Куда уехал Федор и что там делал — не станем рассказывать, эта история совершенно особенная. Напрасно Чапаев посылал слезные телеграммы, просил командующего, чтобы не забирали от него Федора, — ничто не помогло, вопрос был предрешен заранее. Чапаев хорошо сознавал, что за друга лишался он с уходом Клычкова, который так его понимал, так любил, так защищал постоянно от чужих нападок, относился разумно и спокойно к вспышкам чапаевским и брани — часто по адресу «верхов», «проклятых штабов», «чрезвычайки», прощал ему и брань по адресу комиссаров, всякого «политического начальства», не кляузничал об этом в ревсовет, не обижался сам, а понимал, что эти вспышки вспышками и останутся. Было и у Федора время, когда он готов был ставить Чапаева на одну полку с Григорьевым и «батькой Махно», а потом разуверился, понял свою ошибку, понял, что мнение это скроил слишком поспешно, в раздражении, бессознательно… Чапаев никогда не мог изменить Советской власти, но поведение его, горячечная брань по щекотливым вопросам — все это человека, мало знавшего, могло навести на сомнения. Помнится, еще где-то под Уфой приезжало из Москвы «высокое лицо», и это лицо, услышав только раз Чапаева и наслушавшись о нем разной дребедени, сообщило Федору примерно следующее:
«…Если он только немножко „того“ — мы его сразу по ногам и рукам скрутим!..»
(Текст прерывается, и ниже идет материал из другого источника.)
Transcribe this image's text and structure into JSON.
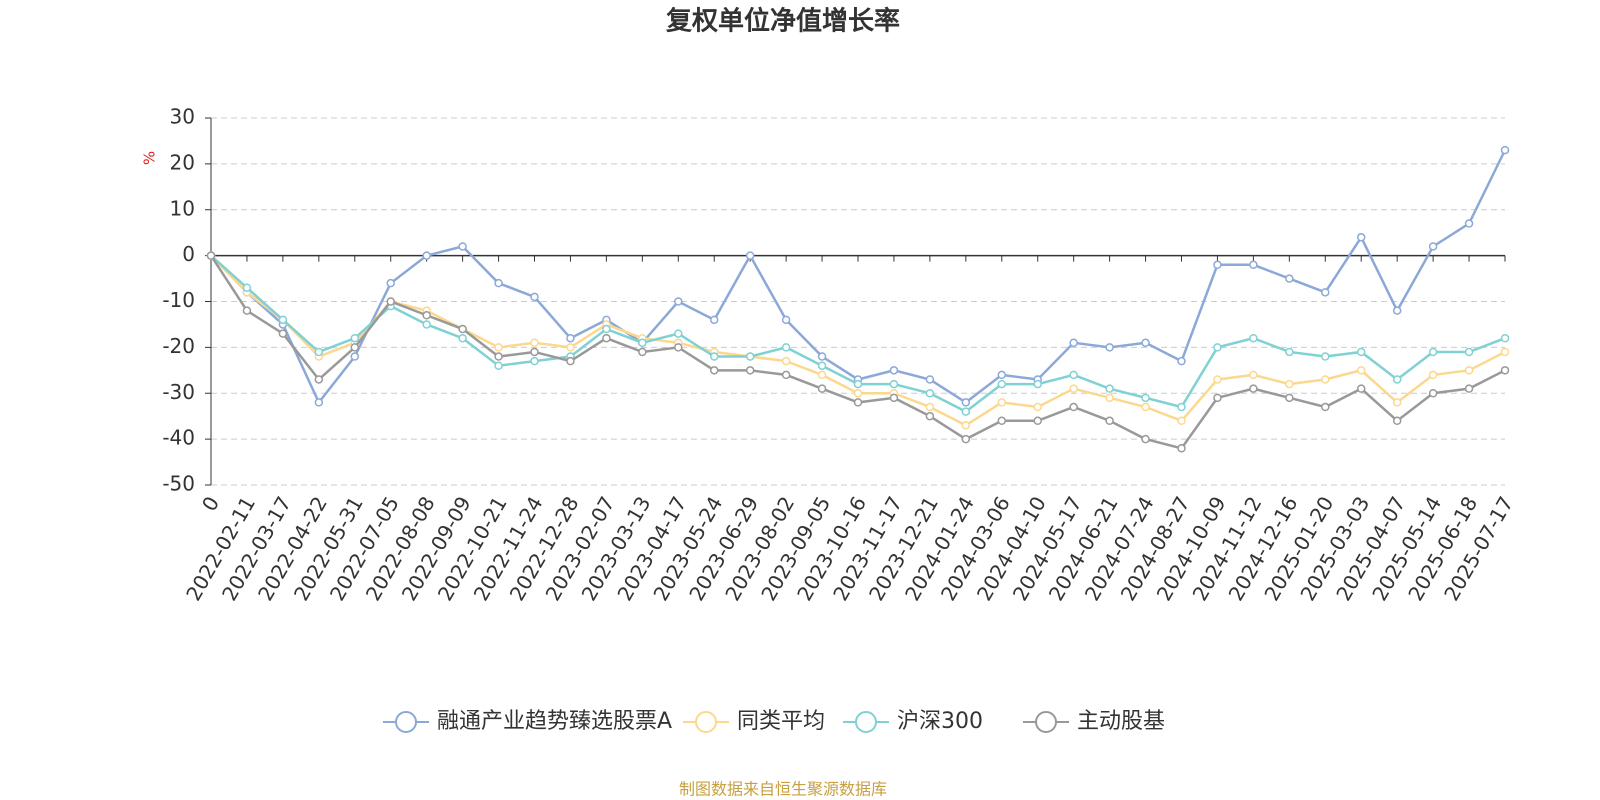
{
  "chart_data": {
    "type": "line",
    "title": "复权单位净值增长率",
    "y_label": "%",
    "source": "制图数据来自恒生聚源数据库",
    "categories": [
      "0",
      "2022-02-11",
      "2022-03-17",
      "2022-04-22",
      "2022-05-31",
      "2022-07-05",
      "2022-08-08",
      "2022-09-09",
      "2022-10-21",
      "2022-11-24",
      "2022-12-28",
      "2023-02-07",
      "2023-03-13",
      "2023-04-17",
      "2023-05-24",
      "2023-06-29",
      "2023-08-02",
      "2023-09-05",
      "2023-10-16",
      "2023-11-17",
      "2023-12-21",
      "2024-01-24",
      "2024-03-06",
      "2024-04-10",
      "2024-05-17",
      "2024-06-21",
      "2024-07-24",
      "2024-08-27",
      "2024-10-09",
      "2024-11-12",
      "2024-12-16",
      "2025-01-20",
      "2025-03-03",
      "2025-04-07",
      "2025-05-14",
      "2025-06-18",
      "2025-07-17"
    ],
    "series": [
      {
        "name": "融通产业趋势臻选股票A",
        "color": "#8ba8d8",
        "values": [
          0,
          -8,
          -15,
          -32,
          -22,
          -6,
          0,
          2,
          -6,
          -9,
          -18,
          -14,
          -19,
          -10,
          -14,
          0,
          -14,
          -22,
          -27,
          -25,
          -27,
          -32,
          -26,
          -27,
          -19,
          -20,
          -19,
          -23,
          -2,
          -2,
          -5,
          -8,
          4,
          -12,
          2,
          7,
          23
        ]
      },
      {
        "name": "同类平均",
        "color": "#fcd88e",
        "values": [
          0,
          -8,
          -14,
          -22,
          -19,
          -10,
          -12,
          -16,
          -20,
          -19,
          -20,
          -15,
          -18,
          -19,
          -21,
          -22,
          -23,
          -26,
          -30,
          -30,
          -33,
          -37,
          -32,
          -33,
          -29,
          -31,
          -33,
          -36,
          -27,
          -26,
          -28,
          -27,
          -25,
          -32,
          -26,
          -25,
          -21
        ]
      },
      {
        "name": "沪深300",
        "color": "#7fd1d3",
        "values": [
          0,
          -7,
          -14,
          -21,
          -18,
          -11,
          -15,
          -18,
          -24,
          -23,
          -22,
          -16,
          -19,
          -17,
          -22,
          -22,
          -20,
          -24,
          -28,
          -28,
          -30,
          -34,
          -28,
          -28,
          -26,
          -29,
          -31,
          -33,
          -20,
          -18,
          -21,
          -22,
          -21,
          -27,
          -21,
          -21,
          -18
        ]
      },
      {
        "name": "主动股基",
        "color": "#999999",
        "values": [
          0,
          -12,
          -17,
          -27,
          -20,
          -10,
          -13,
          -16,
          -22,
          -21,
          -23,
          -18,
          -21,
          -20,
          -25,
          -25,
          -26,
          -29,
          -32,
          -31,
          -35,
          -40,
          -36,
          -36,
          -33,
          -36,
          -40,
          -42,
          -31,
          -29,
          -31,
          -33,
          -29,
          -36,
          -30,
          -29,
          -25
        ]
      }
    ],
    "ylim": [
      -50,
      30
    ],
    "yticks": [
      -50,
      -40,
      -30,
      -20,
      -10,
      0,
      10,
      20,
      30
    ],
    "grid": true
  }
}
Федор тогда возмутился до крайности и даже наговорил «лицу» всяких дерзостей, за что и заслужил его немилость. Но что же было удивительного? Сомнения того «лица» были вполне законными, ибо Чапаев при нем держался на первый день так же, как и при Федоре на двести первый. Во всяком случае, пробыв с глазу на глаз неотлучно с Чапаевым целые полгода, Федор уносил о нем самое лучшее воспоминание. Ему, как и Чапаеву, тяжела была эта разлука. Не знал того, что разлука эта спасла от неминуемой смерти, что за него и на его месте через две недели погибнет заместивший его Павел Степаныч Батурин…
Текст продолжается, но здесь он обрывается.